Increasing the value of forest fruits by consolidating their markets, which generates jobs and income for the forest communities and contributes to the conservation of the Amazonian forest for future generations.


Currently there is a need to increase the quantities of Amazonian active agents that exist in the products and a need to lower the prices of these products. When buying a soap containing ucuuba (Virola surinamensis), which is a substitute for animal fat, and andiroba, which is a substitute for skin agents, you contribute to a sustainable use of these two Amazonian plant species. Otherwise, the timber of ucuuba would be transformed into broomsticks, and in the case of andiroba, to slats for building roofs. Like any social group, the communities that live in the Amazonian forest must solve the daily problems of survival, such as food, health, clothing, transportation, and education. Without major alternatives, the act of cutting down a 50-year-old tree or killing a 100-year-old turtle is just a detail. If they had alternatives the communities of this region would never sell a 50-year-old andiroba tree, to a timber merchant, for R$ 30.00, especially if someone could make R$ 60.00 per year collecting and selling the seeds of this tree, throughout their lifetime.
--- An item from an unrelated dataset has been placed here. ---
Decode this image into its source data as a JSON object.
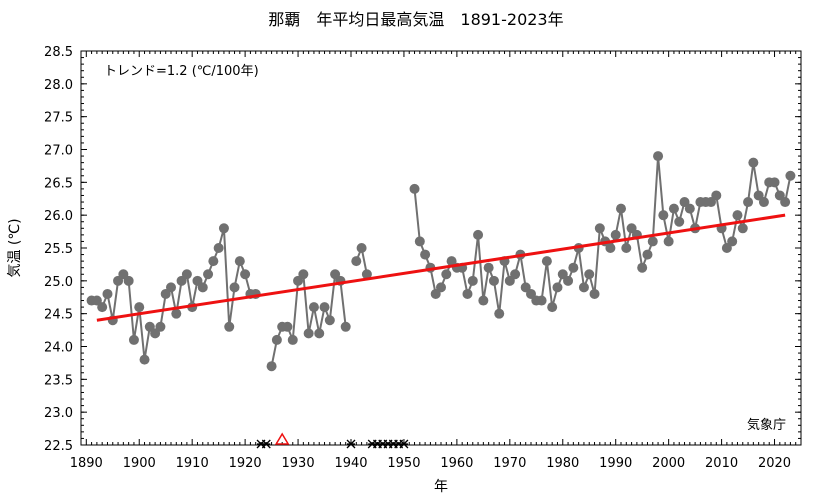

The communities of the Amazonian forest are the major allies or enemies of the preservation of this region. To them, everything is a matter of necessity.

Amazon Oil establishes direct contracts, between the forest communities and the company, to reduce dependence on intermediaries, and in most cases, free them from the archaic bartering economy that has been historically common in this region. This bartering economy is a business relationship between the intermediary (buyer) and the forest communities (seller), where payments for oilseeds are made in exchange for daily consumer goods and sold at excessive prices and exorbitant interest rates.

In addition to avoiding this type of bartering system, the direct trading between Amazon Oil and the forest communities tends to improve the quality of oils, ensures the ability to trace the origin of oils and provides a steady income to the forest communities for the raw materials they provide. Technology provided by Amazonian Oil, such as seed dryers, increases the capacity of the forest communities to meet pre-established contracts and to be more competitive.

We are always aiming to cultivate ethical, truthful and transparent business relationships with the forest communities.